A sociable experience
As you peel back the layers of the work, the social media levels begin to reveal the personalities of the leaders, as well as the new entrants and the workers who are developing their skills. A conversation on a project discussion board or in the wiki starts to feel like friendship after a while, and our emotional satisfaction brain circuits begin to create engagement. The member becomes part of a team.
In a wiki, people don't always explore the “history” and “discussion” tabs, but they are where the social richness is found. In the Distributed Proofreader wiki, the work process is discussed at high level of knowledge and conscientiousness, a sense of holding the members to high standards, and I'm in awe of the people who make such a huge commitment to creating defect-free texts to share with the world.
From a lean perspective, you might ask how much inspection is appropriate.
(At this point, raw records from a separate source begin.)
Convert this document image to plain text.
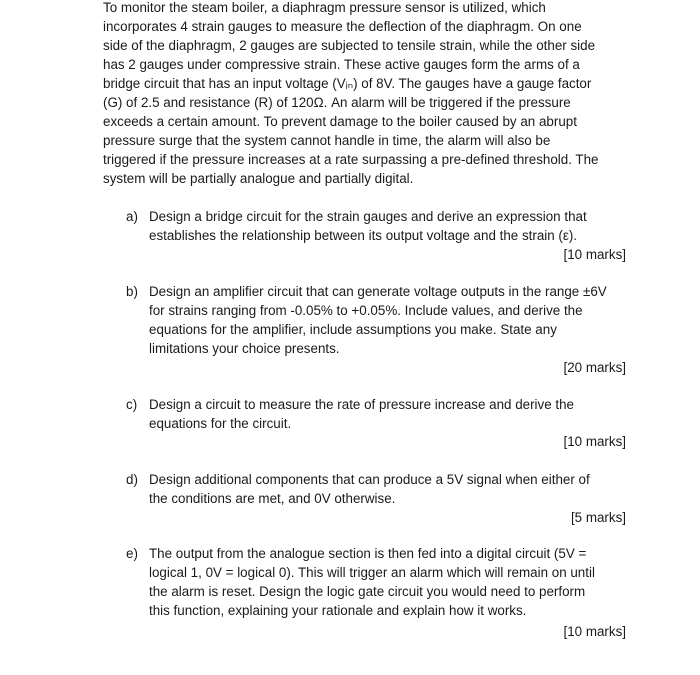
To monitor the steam boiler, a diaphragm pressure sensor is utilized, which
incorporates 4 strain gauges to measure the deflection of the diaphragm. On one
side of the diaphragm, 2 gauges are subjected to tensile strain, while the other side
has 2 gauges under compressive strain. These active gauges form the arms of a
bridge circuit that has an input voltage (Vᵢₙ) of 8V. The gauges have a gauge factor
(G) of 2.5 and resistance (R) of 120Ω. An alarm will be triggered if the pressure
exceeds a certain amount. To prevent damage to the boiler caused by an abrupt
pressure surge that the system cannot handle in time, the alarm will also be
triggered if the pressure increases at a rate surpassing a pre-defined threshold. The
system will be partially analogue and partially digital.
a) Design a bridge circuit for the strain gauges and derive an expression that
establishes the relationship between its output voltage and the strain (ε).
[10 marks]
b) Design an amplifier circuit that can generate voltage outputs in the range ±6V
for strains ranging from -0.05% to +0.05%. Include values, and derive the
equations for the amplifier, include assumptions you make. State any
limitations your choice presents.
[20 marks]
c) Design a circuit to measure the rate of pressure increase and derive the
equations for the circuit.
[10 marks]
d) Design additional components that can produce a 5V signal when either of
the conditions are met, and 0V otherwise.
[5 marks]
e) The output from the analogue section is then fed into a digital circuit (5V =
logical 1, 0V = logical 0). This will trigger an alarm which will remain on until
the alarm is reset. Design the logic gate circuit you would need to perform
this function, explaining your rationale and explain how it works.
[10 marks]
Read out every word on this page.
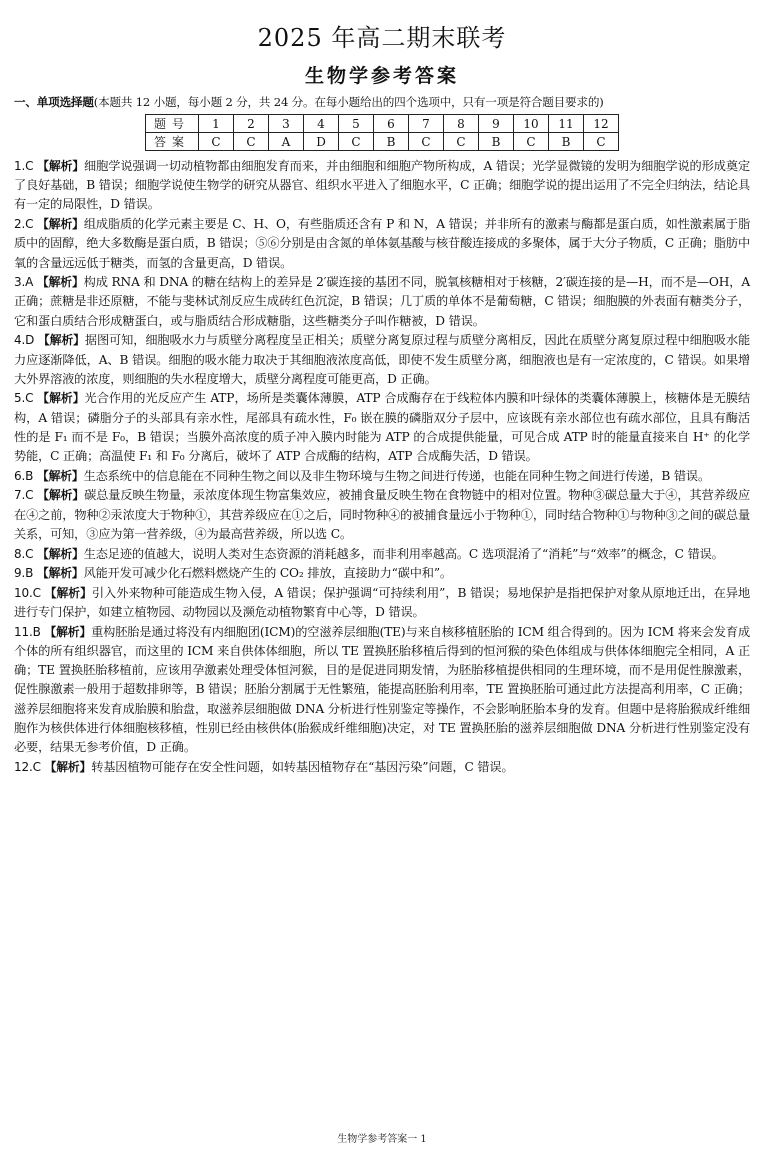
2025 年高二期末联考
生物学参考答案
一、单项选择题(本题共 12 小题，每小题 2 分，共 24 分。在每小题给出的四个选项中，只有一项是符合题目要求的)
题号	1	2	3	4	5	6	7	8	9	10	11	12
答案	C	C	A	D	C	B	C	C	B	C	B	C
1.C 【解析】细胞学说强调一切动植物都由细胞发育而来，并由细胞和细胞产物所构成，A 错误；光学显微镜的发明为细胞学说的形成奠定了良好基础，B 错误；细胞学说使生物学的研究从器官、组织水平进入了细胞水平，C 正确；细胞学说的提出运用了不完全归纳法，结论具有一定的局限性，D 错误。
2.C 【解析】组成脂质的化学元素主要是 C、H、O，有些脂质还含有 P 和 N，A 错误；并非所有的激素与酶都是蛋白质，如性激素属于脂质中的固醇，绝大多数酶是蛋白质，B 错误；⑤⑥分别是由含氮的单体氨基酸与核苷酸连接成的多聚体，属于大分子物质，C 正确；脂肪中氧的含量远远低于糖类，而氢的含量更高，D 错误。
3.A 【解析】构成 RNA 和 DNA 的糖在结构上的差异是 2′碳连接的基团不同，脱氧核糖相对于核糖，2′碳连接的是—H，而不是—OH，A 正确；蔗糖是非还原糖，不能与斐林试剂反应生成砖红色沉淀，B 错误；几丁质的单体不是葡萄糖，C 错误；细胞膜的外表面有糖类分子，它和蛋白质结合形成糖蛋白，或与脂质结合形成糖脂，这些糖类分子叫作糖被，D 错误。
4.D 【解析】据图可知，细胞吸水力与质壁分离程度呈正相关；质壁分离复原过程与质壁分离相反，因此在质壁分离复原过程中细胞吸水能力应逐渐降低，A、B 错误。细胞的吸水能力取决于其细胞液浓度高低，即使不发生质壁分离，细胞液也是有一定浓度的，C 错误。如果增大外界溶液的浓度，则细胞的失水程度增大，质壁分离程度可能更高，D 正确。
5.C 【解析】光合作用的光反应产生 ATP，场所是类囊体薄膜，ATP 合成酶存在于线粒体内膜和叶绿体的类囊体薄膜上，核糖体是无膜结构，A 错误；磷脂分子的头部具有亲水性，尾部具有疏水性，F₀ 嵌在膜的磷脂双分子层中，应该既有亲水部位也有疏水部位，且具有酶活性的是 F₁ 而不是 F₀，B 错误；当膜外高浓度的质子冲入膜内时能为 ATP 的合成提供能量，可见合成 ATP 时的能量直接来自 H⁺ 的化学势能，C 正确；高温使 F₁ 和 F₀ 分离后，破坏了 ATP 合成酶的结构，ATP 合成酶失活，D 错误。
6.B 【解析】生态系统中的信息能在不同种生物之间以及非生物环境与生物之间进行传递，也能在同种生物之间进行传递，B 错误。
7.C 【解析】碳总量反映生物量，汞浓度体现生物富集效应，被捕食量反映生物在食物链中的相对位置。物种③碳总量大于④，其营养级应在④之前，物种②汞浓度大于物种①，其营养级应在①之后，同时物种④的被捕食量远小于物种①，同时结合物种①与物种③之间的碳总量关系，可知，③应为第一营养级，④为最高营养级，所以选 C。
8.C 【解析】生态足迹的值越大，说明人类对生态资源的消耗越多，而非利用率越高。C 选项混淆了“消耗”与“效率”的概念，C 错误。
9.B 【解析】风能开发可减少化石燃料燃烧产生的 CO₂ 排放，直接助力“碳中和”。
10.C 【解析】引入外来物种可能造成生物入侵，A 错误；保护强调“可持续利用”，B 错误；易地保护是指把保护对象从原地迁出，在异地进行专门保护，如建立植物园、动物园以及濒危动植物繁育中心等，D 错误。
11.B 【解析】重构胚胎是通过将没有内细胞团(ICM)的空滋养层细胞(TE)与来自核移植胚胎的 ICM 组合得到的。因为 ICM 将来会发育成个体的所有组织器官，而这里的 ICM 来自供体体细胞，所以 TE 置换胚胎移植后得到的恒河猴的染色体组成与供体体细胞完全相同，A 正确；TE 置换胚胎移植前，应该用孕激素处理受体恒河猴，目的是促进同期发情，为胚胎移植提供相同的生理环境，而不是用促性腺激素，促性腺激素一般用于超数排卵等，B 错误；胚胎分割属于无性繁殖，能提高胚胎利用率，TE 置换胚胎可通过此方法提高利用率，C 正确；滋养层细胞将来发育成胎膜和胎盘，取滋养层细胞做 DNA 分析进行性别鉴定等操作，不会影响胚胎本身的发育。但题中是将胎猴成纤维细胞作为核供体进行体细胞核移植，性别已经由核供体(胎猴成纤维细胞)决定，对 TE 置换胚胎的滋养层细胞做 DNA 分析进行性别鉴定没有必要，结果无参考价值，D 正确。
12.C 【解析】转基因植物可能存在安全性问题，如转基因植物存在“基因污染”问题，C 错误。
生物学参考答案一 1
PGDP has three levels of proofing, two levels of formatting, and a couple more levels of rendering before a text is released. There is a way to record whatever is changed at each level, to show whether proofreaders are just changing the same word back and forth, and to identify give feedback to proofreaders who need more training on the standard. There are a couple of experiments that carry a text through many rounds (the one I saw is up to 10) to see how people behave when given an endless opportunity to change things. At all times, the original scan is available and the project manager usually has the paper text for validation.
What can we in the lean community learn from the Distributed Proofreaders? Some of our projects produce documents, so there is a direct set of lessons. We can also learn how much work people are motivated to contribute when they believe in the importance of the result. Motivation comes out of interaction too. There is an extraordinary emphasis on fairness, civility, and respect for people that is not found in an old-style business culture. And the technology does not have to be the latest in order to produce a good project experience.
In fact, lean tells us that when team members work in close proximity, frequent face-to-face interactions, white boards, paint on walls, and pictures are all more effective than computerized "knowledge management systems" that become knowledge prisons.
But as our teams are forming across functions, organizations, and industries, we need online tools to collaborate, conduct team projects and interact. We won't all have satellite conferences, vast simulations, and virtual worlds to work within.
Project Gutenberg took years to create, and we need to move faster. What open tools do you use for team projects? The venerable conference call? Webex or Go-to-Meeting? Google Docs (my teams use them a lot)? Dropbox? Sharepoint? Have you found something else?